Reflections on Staying Healthy
Briand then noted how difficult it was for Hanyu to win his second Olympic gold in Pyeongchang after coming off a serious injury.
"When I worked with Yuzuru, the problem with his ankle really diminished a lot of stuff," Briand noted. "Before the Pyeongchang Olympics, it was devastating and it was hard to recover from that injury because you need to stay up. If you need to stay up, sometimes you don't take the time to heal your injury.
"So, this is why I say to Mie (Hamada), 'We need to make sure that Mao and everybody stay healthy.' And once you're healthy, you keep going and keep going and keep going."
World Junior Champion Shimada Looks Ahead to New Season
Shimada spoke about her goals for the coming season during the camp.
"I want to defend my title at the world junior championships," the 14-year-old stated before adding, "I also want to compete in the Youth Olympics."
Shimada said she will once again be relying on her two big jumps (triple axel, quadruple toe loop) during the upcoming campaign.
"I want to focus on being able to jump the triple axel and quadruple toe loop more easily and consistently," Shimada was quoted as saying by Sports Hochi. "Instead of adding new jumps, I plan to polish and improve my current techniques."
Wilson Working Hard to Keep Up With Demand for New Programs
With the pandemic finally in the rearview mirror, legendary choreographer David Wilson has been working at a frantic pace creating new programs for skaters the past several weeks in Toronto, Montreal and Japan.

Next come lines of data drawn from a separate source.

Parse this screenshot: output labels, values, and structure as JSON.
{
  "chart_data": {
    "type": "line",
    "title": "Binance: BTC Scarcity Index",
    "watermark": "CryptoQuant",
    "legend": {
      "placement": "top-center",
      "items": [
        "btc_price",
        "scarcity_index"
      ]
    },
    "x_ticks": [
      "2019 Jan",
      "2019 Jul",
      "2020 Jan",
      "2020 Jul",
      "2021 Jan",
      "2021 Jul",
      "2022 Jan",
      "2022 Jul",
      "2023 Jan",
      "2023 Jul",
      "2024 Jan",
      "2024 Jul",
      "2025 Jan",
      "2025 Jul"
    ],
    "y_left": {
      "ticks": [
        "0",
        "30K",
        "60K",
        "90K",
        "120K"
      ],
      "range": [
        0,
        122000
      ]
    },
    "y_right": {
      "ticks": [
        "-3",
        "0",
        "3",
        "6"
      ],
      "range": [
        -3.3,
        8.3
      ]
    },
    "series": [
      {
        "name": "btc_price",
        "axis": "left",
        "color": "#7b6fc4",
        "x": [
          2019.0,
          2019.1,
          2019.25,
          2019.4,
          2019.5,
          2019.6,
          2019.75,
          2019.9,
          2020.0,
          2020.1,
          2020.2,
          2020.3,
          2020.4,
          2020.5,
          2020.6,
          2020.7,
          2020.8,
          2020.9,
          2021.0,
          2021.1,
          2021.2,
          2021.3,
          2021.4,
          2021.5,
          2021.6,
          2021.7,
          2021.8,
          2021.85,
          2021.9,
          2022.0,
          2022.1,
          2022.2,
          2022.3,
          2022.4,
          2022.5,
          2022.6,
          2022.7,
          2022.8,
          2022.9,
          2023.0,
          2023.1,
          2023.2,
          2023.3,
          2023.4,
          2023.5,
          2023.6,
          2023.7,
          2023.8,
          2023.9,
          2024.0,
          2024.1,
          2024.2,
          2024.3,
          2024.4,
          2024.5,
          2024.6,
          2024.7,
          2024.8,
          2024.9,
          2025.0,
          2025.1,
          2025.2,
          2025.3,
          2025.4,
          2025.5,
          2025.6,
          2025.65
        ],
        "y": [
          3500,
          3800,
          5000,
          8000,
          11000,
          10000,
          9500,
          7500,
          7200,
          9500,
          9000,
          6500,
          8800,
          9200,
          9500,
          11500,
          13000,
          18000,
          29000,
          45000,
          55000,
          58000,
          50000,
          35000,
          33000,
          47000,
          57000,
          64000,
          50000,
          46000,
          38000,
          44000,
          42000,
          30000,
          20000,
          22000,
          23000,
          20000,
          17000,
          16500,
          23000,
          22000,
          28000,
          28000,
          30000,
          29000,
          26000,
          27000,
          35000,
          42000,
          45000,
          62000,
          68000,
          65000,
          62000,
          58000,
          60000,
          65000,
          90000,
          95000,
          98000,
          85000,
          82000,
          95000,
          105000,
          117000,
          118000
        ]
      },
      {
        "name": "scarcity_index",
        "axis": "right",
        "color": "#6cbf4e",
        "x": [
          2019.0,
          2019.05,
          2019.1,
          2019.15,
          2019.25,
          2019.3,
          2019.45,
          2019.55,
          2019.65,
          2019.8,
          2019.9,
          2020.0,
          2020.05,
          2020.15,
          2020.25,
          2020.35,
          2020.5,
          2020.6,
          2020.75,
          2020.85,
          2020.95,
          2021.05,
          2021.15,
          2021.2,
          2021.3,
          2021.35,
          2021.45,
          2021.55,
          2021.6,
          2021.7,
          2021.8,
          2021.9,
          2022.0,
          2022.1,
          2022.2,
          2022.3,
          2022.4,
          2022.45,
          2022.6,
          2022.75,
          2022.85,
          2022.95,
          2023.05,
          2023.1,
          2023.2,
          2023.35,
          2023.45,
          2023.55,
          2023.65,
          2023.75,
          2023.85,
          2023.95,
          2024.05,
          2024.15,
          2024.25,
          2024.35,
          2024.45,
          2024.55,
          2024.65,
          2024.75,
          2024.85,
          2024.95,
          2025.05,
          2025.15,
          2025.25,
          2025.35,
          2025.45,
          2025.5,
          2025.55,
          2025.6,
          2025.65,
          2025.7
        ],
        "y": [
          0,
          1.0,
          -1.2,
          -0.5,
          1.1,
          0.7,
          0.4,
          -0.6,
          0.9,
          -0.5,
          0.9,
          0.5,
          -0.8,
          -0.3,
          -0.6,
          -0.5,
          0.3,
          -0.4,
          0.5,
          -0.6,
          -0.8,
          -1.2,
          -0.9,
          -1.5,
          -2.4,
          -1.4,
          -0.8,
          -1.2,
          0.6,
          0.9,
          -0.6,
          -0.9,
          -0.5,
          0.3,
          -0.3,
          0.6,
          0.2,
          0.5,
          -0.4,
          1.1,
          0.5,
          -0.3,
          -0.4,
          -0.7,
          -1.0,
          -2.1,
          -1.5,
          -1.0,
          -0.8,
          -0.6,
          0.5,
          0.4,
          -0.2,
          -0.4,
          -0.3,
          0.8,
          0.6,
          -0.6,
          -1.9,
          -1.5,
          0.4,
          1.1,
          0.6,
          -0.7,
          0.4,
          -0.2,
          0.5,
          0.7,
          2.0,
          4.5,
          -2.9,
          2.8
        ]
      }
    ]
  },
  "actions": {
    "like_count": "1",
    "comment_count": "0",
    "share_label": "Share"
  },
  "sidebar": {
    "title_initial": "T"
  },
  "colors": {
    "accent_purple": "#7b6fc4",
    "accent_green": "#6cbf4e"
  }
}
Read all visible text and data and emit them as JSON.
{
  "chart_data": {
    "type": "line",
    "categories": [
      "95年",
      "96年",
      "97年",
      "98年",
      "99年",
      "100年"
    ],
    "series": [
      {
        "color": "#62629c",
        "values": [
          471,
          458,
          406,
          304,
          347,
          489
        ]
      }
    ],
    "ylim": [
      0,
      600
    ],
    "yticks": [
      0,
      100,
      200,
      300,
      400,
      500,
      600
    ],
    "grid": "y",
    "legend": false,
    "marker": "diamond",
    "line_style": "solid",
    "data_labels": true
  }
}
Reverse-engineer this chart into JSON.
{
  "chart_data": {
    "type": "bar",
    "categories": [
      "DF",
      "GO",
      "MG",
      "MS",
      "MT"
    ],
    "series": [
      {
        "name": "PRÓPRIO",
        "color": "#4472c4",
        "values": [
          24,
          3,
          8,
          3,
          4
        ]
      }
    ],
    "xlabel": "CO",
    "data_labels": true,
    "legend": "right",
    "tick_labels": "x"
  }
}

Wilson arranged new programs for Grand Prix Final champion Mai Mihara and two-time retired world medalist Satoko Miyahara in Toronto, before heading to Japan where he choreographed the highly successful Fantasy on Ice shows in Makuhari, Chiba Prefecture.
The day after the show ended, Wilson was back on the ice in nearby Funabashi arranging a new program for world junior bronze medalist Ami Nakai.
Wilson's work with Nakai was noteworthy and a testament to not only the quality of his artistry but also his long track record of success. He had also choreographed programs for both of her coaches, Kensuke Nakaniwa and Momoe Nagumo, when they were skating competitively years ago.